France “bears significant responsibility” for enabling the 1994 Rwanda genocide, according to an inquiry commissioned by Kigali, but it has refused to acknowledge its role in the mass murder.
The extensive 600-page report ordered in 2017 brands France a “collaborator” of the extremist Hutu regime that orchestrated the massacre of some 800,000 people in the east-central African nation.
The report by US law firm Levy Firestone Muse, importantly, rejects the findings of a commission set up by the French government that said France was “blind” to preparations of the pogrom.
The Muse report says France knew genocide was looming in Rwanda but remained “unwavering in its support” of its Rwandan allies, even when the ethnic cleansing of Tutsi minority was clear.
“It is our conclusion that the French government bears significant responsibility for enabling a foreseeable genocide,” notes the report that is based on millions of pages of documents and testimonies of more than 250 witnesses.
The genocide that took place between April and July of 1994 was triggered by the killing of Rwanda's Hutu president Juvenal Habyarimana, a close ally of Paris, whose plane was shot down over Kigali.
Habyarimana’s death triggered 100 days of widespread violence in the African country, perpetrated mainly by Hutus against Tutsis and moderate Hutus.
The attackers seized control of Rwanda after driving out the 40,000-strong Hutu army and forcing more than two million civilian Hutus into exile in Burundi, Tanzania and Congo.

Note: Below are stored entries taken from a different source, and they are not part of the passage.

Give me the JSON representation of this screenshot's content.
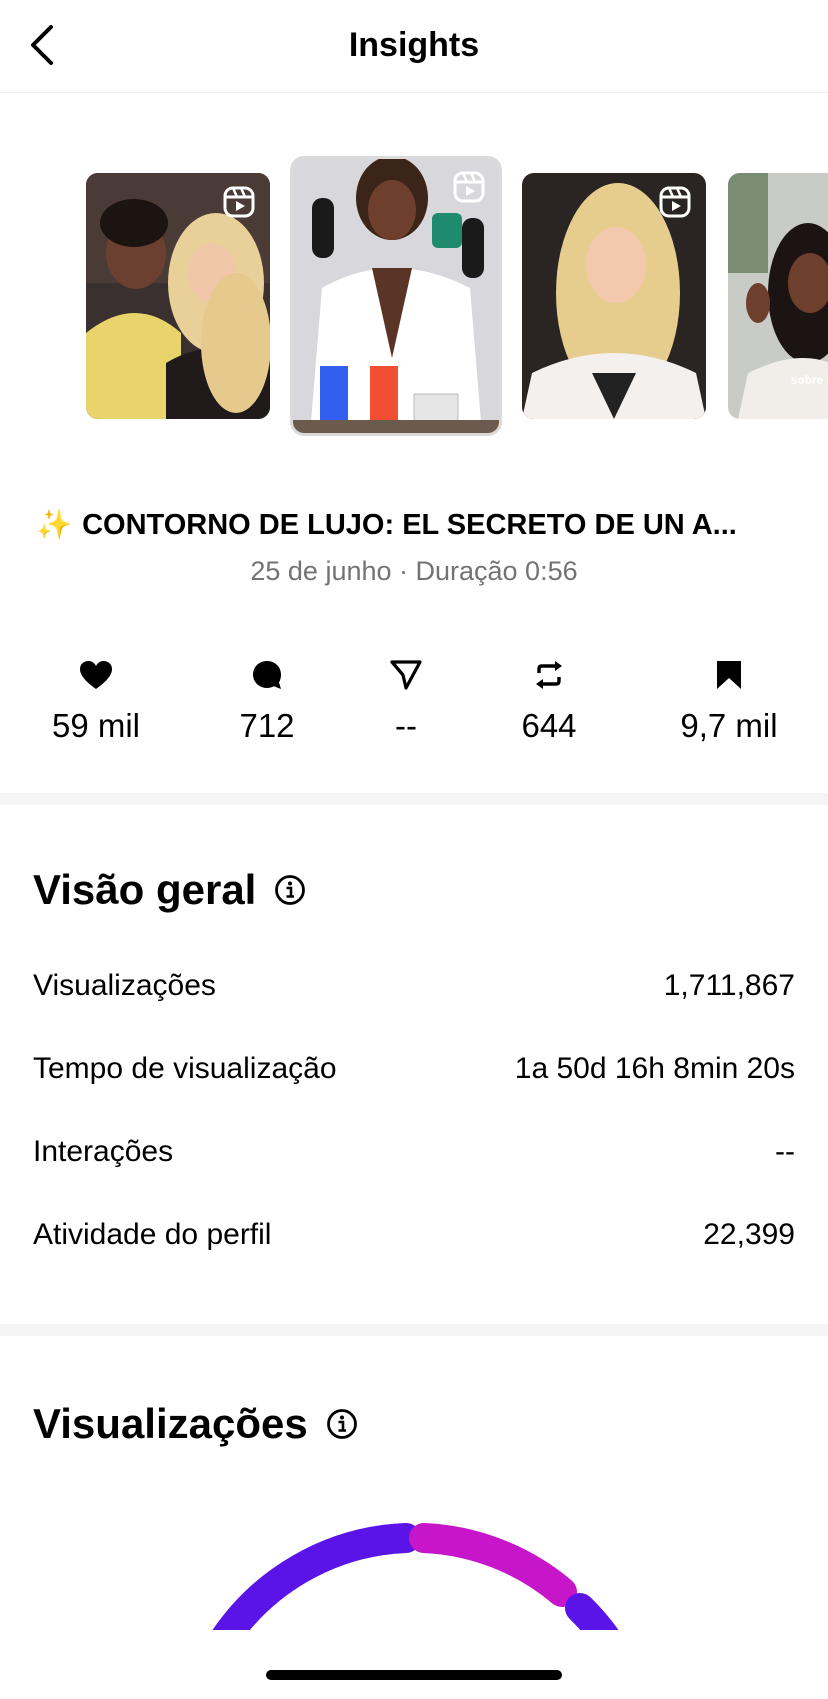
{
  "header": {
    "title": "Insights"
  },
  "post": {
    "title": "CONTORNO DE LUJO: EL SECRETO DE UN A...",
    "meta": "25 de junho · Duração 0:56",
    "thumb_overlay_text": "sobre me"
  },
  "stats": [
    {
      "icon": "heart-icon",
      "value": "59 mil"
    },
    {
      "icon": "comment-icon",
      "value": "712"
    },
    {
      "icon": "share-icon",
      "value": "--"
    },
    {
      "icon": "repost-icon",
      "value": "644"
    },
    {
      "icon": "bookmark-icon",
      "value": "9,7 mil"
    }
  ],
  "overview": {
    "title": "Visão geral",
    "rows": [
      {
        "label": "Visualizações",
        "value": "1,711,867"
      },
      {
        "label": "Tempo de visualização",
        "value": "1a 50d 16h 8min 20s"
      },
      {
        "label": "Interações",
        "value": "--"
      },
      {
        "label": "Atividade do perfil",
        "value": "22,399"
      }
    ]
  },
  "views_section": {
    "title": "Visualizações"
  },
  "colors": {
    "gauge_purple": "#5b14e8",
    "gauge_magenta": "#c716c9",
    "muted_text": "#737373"
  }
}
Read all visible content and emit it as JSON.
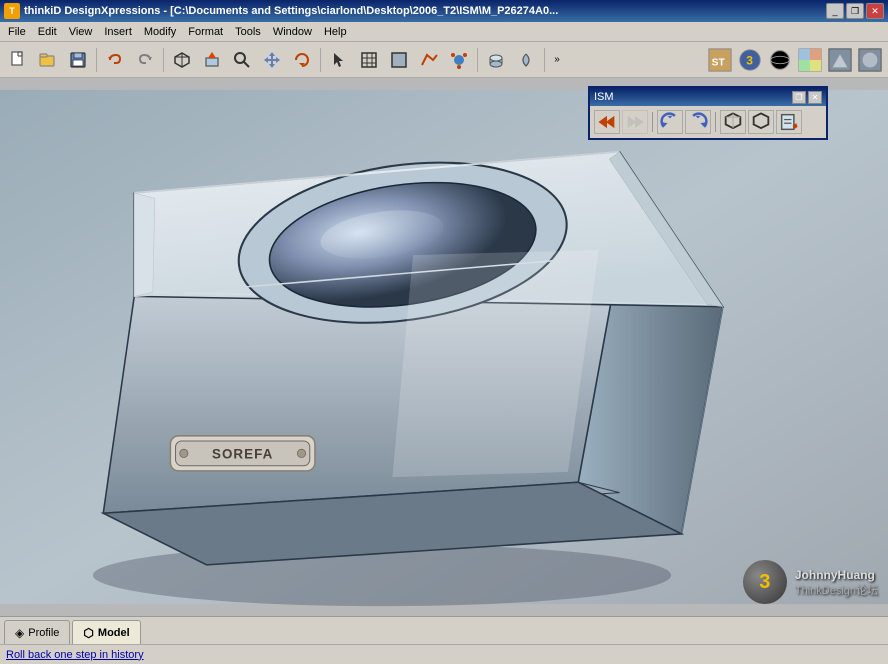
{
  "titleBar": {
    "title": "thinkiD DesignXpressions - [C:\\Documents and Settings\\ciarlond\\Desktop\\2006_T2\\ISM\\M_P26274A0...",
    "icon": "T",
    "controls": {
      "minimize": "_",
      "restore": "❐",
      "close": "✕"
    }
  },
  "menuBar": {
    "items": [
      "File",
      "Edit",
      "View",
      "Insert",
      "Modify",
      "Format",
      "Tools",
      "Window",
      "Help"
    ]
  },
  "toolbar": {
    "buttons": [
      {
        "name": "new",
        "icon": "📄"
      },
      {
        "name": "open",
        "icon": "📂"
      },
      {
        "name": "save",
        "icon": "💾"
      },
      {
        "name": "sep1",
        "icon": null
      },
      {
        "name": "undo",
        "icon": "↩"
      },
      {
        "name": "redo",
        "icon": "↪"
      },
      {
        "name": "sep2",
        "icon": null
      },
      {
        "name": "box",
        "icon": "⬜"
      },
      {
        "name": "push-pull",
        "icon": "⊞"
      },
      {
        "name": "zoom",
        "icon": "🔍"
      },
      {
        "name": "pan",
        "icon": "✋"
      },
      {
        "name": "rotate",
        "icon": "↻"
      },
      {
        "name": "sep3",
        "icon": null
      },
      {
        "name": "mesh",
        "icon": "⊟"
      },
      {
        "name": "sep4",
        "icon": null
      },
      {
        "name": "more",
        "icon": "»"
      }
    ],
    "rightButtons": [
      {
        "name": "r1",
        "icon": "ST"
      },
      {
        "name": "r2",
        "icon": "③"
      },
      {
        "name": "r3",
        "icon": "●"
      },
      {
        "name": "r4",
        "icon": "▦"
      },
      {
        "name": "r5",
        "icon": "🖼"
      },
      {
        "name": "r6",
        "icon": "🖼"
      }
    ]
  },
  "ism": {
    "title": "ISM",
    "controls": {
      "restore": "❐",
      "close": "✕"
    },
    "buttons": [
      {
        "name": "ism-back",
        "icon": "◀◀",
        "disabled": false
      },
      {
        "name": "ism-forward",
        "icon": "▶▶",
        "disabled": true
      },
      {
        "name": "ism-sep"
      },
      {
        "name": "ism-rotate-l",
        "icon": "↺",
        "disabled": false
      },
      {
        "name": "ism-rotate-r",
        "icon": "↻",
        "disabled": false
      },
      {
        "name": "ism-sep2"
      },
      {
        "name": "ism-3d",
        "icon": "⬛",
        "disabled": false
      },
      {
        "name": "ism-view",
        "icon": "◻",
        "disabled": false
      },
      {
        "name": "ism-edit",
        "icon": "✏",
        "disabled": false
      }
    ]
  },
  "tabs": [
    {
      "name": "profile-tab",
      "label": "Profile",
      "icon": "◈",
      "active": false
    },
    {
      "name": "model-tab",
      "label": "Model",
      "icon": "⬡",
      "active": true
    }
  ],
  "statusBar": {
    "message": "Roll back one step in history",
    "rightText": ""
  },
  "viewport": {
    "bgColor": "#b0b8c0"
  },
  "logo": {
    "number": "3",
    "line1": "JohnnyHuang",
    "line2": "ThinkDesign论坛"
  }
}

France has long been accused of not doing enough to prevent the mass slaughter, which has led to strained ties between the two countries, who continue to be at loggerheads.
The French-government commissioned inquiry report, which was released last month, concluded that France bore “overwhelming responsibilities” over the genocide and acknowledged a “failure” on its part, but stopped short of accusing France of complicity in the genocide.
But Muse report lays the blame squarely on France, saying the French government report failed to explain what Paris was responsible for, and erred in concluding that it “remained blind” to the genocide.
“The French government was neither blind nor unconscious about the foreseeable genocide,” the report notes, pointing to French complicity in the appalling pogrom.
The Muse report says nobody worked closer with Habyarimana than France under then leader Francois Mitterrand, who was primarily responsible for “reckless enabling” of the genocide.
The report further notes that France provided critical military and political support to the regime to protect its own strategic interests in Africa and ignored internal warnings of a looming slaughter.
“Only the French government was an indispensable collaborator in building the institutions that would become instruments of the genocide. No other foreign government both knew the dangers posed by Rwandan extremists and enabled those extremists...” the report states.
The French government's role, it states, was “singular” and yet it has “not acknowledged that role or atoned for it.”
It also accuses France of concealing documents, obstructing justice and spreading falsehoods about the genocide in a deliberate campaign to “bury its past in Rwanda”.
“The cover-up continues even to the present,” the report adds, saying French authorities refused to cooperate with their investigation or hand over critical documents pertinent to it.
Rwandans for too long “have watched the French government avoid the truth and fail to acknowledge its role and responsibility”, it stated.